A partir de informações do Conselho Nacional de Saúde, o Inesc apurou que se em 2019 o governo tivesse aplicado a mesma porcentagem que utilizou em 2017 (15% da receita corrente liquida de cada ano), a saúde teria um orçamento em R$ 20,2 bilhões maior. “Com o orçamento congelado por 20 anos, o prejuízo ao SUS pode ultrapassar R$ 400 bilhões”.

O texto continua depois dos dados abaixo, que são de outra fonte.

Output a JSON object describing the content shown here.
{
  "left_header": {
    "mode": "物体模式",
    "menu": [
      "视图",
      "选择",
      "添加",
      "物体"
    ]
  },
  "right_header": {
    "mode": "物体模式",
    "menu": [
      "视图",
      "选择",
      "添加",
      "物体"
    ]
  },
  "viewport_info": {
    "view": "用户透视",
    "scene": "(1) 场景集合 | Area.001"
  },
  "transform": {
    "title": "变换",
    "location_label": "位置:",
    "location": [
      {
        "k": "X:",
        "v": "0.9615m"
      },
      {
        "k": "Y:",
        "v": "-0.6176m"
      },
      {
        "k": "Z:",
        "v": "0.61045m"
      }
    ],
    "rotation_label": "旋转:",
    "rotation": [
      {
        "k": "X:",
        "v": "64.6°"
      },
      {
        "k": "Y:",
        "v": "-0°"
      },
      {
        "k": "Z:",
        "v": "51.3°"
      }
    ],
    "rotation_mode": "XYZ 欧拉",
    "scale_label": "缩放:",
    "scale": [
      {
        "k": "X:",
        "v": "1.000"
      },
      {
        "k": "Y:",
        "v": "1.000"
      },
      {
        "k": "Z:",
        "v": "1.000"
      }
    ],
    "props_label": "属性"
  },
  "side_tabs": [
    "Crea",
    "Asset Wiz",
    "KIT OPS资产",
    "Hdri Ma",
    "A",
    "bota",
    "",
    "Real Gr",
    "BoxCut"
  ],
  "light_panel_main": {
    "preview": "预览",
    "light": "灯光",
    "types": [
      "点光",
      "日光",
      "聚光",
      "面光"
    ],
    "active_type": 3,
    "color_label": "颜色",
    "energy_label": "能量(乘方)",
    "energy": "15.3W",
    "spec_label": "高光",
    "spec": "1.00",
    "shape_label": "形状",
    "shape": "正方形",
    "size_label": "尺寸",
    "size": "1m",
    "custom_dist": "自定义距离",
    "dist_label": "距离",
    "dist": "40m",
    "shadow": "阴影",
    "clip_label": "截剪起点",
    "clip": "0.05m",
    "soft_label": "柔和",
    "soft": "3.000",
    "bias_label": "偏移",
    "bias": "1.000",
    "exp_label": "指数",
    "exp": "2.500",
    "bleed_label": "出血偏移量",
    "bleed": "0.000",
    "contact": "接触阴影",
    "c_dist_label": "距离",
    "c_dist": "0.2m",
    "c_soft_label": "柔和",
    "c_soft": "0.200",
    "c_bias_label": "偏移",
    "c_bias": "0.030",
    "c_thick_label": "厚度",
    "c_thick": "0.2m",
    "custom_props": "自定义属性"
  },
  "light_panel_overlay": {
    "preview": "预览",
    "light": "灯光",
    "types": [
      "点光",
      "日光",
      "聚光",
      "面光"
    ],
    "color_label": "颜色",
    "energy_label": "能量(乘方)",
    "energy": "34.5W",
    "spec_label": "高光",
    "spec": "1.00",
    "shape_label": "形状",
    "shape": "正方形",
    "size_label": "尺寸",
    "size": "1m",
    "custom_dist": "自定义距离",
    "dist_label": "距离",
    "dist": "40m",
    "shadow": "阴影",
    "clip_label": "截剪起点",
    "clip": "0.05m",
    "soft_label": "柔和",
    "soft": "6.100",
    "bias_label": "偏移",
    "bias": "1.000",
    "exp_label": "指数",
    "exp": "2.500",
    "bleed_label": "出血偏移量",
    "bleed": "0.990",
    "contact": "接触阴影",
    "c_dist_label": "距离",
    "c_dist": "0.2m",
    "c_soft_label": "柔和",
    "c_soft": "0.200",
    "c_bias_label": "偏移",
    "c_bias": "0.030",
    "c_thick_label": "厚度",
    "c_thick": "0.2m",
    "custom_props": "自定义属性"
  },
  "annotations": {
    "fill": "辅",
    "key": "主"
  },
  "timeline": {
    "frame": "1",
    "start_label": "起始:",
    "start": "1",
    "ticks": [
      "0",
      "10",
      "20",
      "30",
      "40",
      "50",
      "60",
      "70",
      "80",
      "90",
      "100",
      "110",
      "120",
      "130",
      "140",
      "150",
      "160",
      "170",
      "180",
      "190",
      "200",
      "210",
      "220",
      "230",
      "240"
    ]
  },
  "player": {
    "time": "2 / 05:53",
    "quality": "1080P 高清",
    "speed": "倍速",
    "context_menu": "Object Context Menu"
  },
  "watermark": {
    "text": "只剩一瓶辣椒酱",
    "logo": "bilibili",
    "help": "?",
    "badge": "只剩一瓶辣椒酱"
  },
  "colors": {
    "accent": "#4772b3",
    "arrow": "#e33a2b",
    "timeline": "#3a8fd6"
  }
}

Outro alerta do CNS usado no relatório do Inesc diz respeito à queda no valor anual gasto por cidadão. “O valor investido por pessoa, que chegou a R$ 595 em 2014, passou a ser de R$ 555, em 2020. Ao invés de se financiar adequadamente o SUS para atender as demandas cada vez mais crescentes, opta-se por encolher o orçamento”.
Ainda que a decretação do estado de calamidade tenha dado margem para que mais recursos sejam empenhados para enfrentamento à crise, O Inesc opina: “As ações do governo até agora, de maneira geral, foram tímidas em relação à injeção de dinheiro na economia”.
“Essa incompetência ficou ainda mais evidente com a crise advinda das consequências da pandemia do novo coronavírus que eclodiu em março de 2020, quando as respostas iniciais apresentadas pelo Executivo foram incipientes, muito aquém do que é preciso para dar conta de enfrentar a grave e longa depressão que temos pela frente”, diz o estudo.
Elevar os investimentos públicos
Outro dado que corrobora com o despreparo do país no enfrentamento da crise diz respeito aos investimentos públicos, que sofreram cortes significativos. A queda dos investimentos em 2019, em termos reais, foi de 11,8%, finalizando o ano com R$ 38 bilhões de gasto orçamentário. Segundo o Instituto, isso fragiliza a capacidade de reação da economia e do setor privado, além de ter impacto direto sobre o financiamentos de pesquisas e tecnologias que poderiam agora estar sendo usados à favor do país e da população.
“O Inesc defende a implementação tempestiva de um plano de contenção, promovido pelo Executivo e o Legislativo, com medidas de curto, médio e longo prazos, por intermédio de uma forte expansão fiscal, financiada pela dívida pública, entre outros mecanismos”.
“De imediato, recomenda-se a ampliação da Renda Básica de Cidadania Emergencial aprovada no final de março pelo Congresso Nacional, pois três meses não serão suficientes para tirar grande parte da população da miséria. Devem, ainda, ser revogada a Emenda Constitucional 95, o teto de gastos, e alterada a meta de resultado primário, de modo a disponibilizar os recursos necessários para o plano de contenção. Ademais, é preciso liberar recursos para o Ministério da Saúde na medida das necessidades impostas para a contenção da pandemia. Além disso, são imperativas medidas de concessão de crédito subsidiado para socorrer o setor privado, especialmente as médias e pequenas empresas, entre outras ações de proteção dos empregos e dos salários”.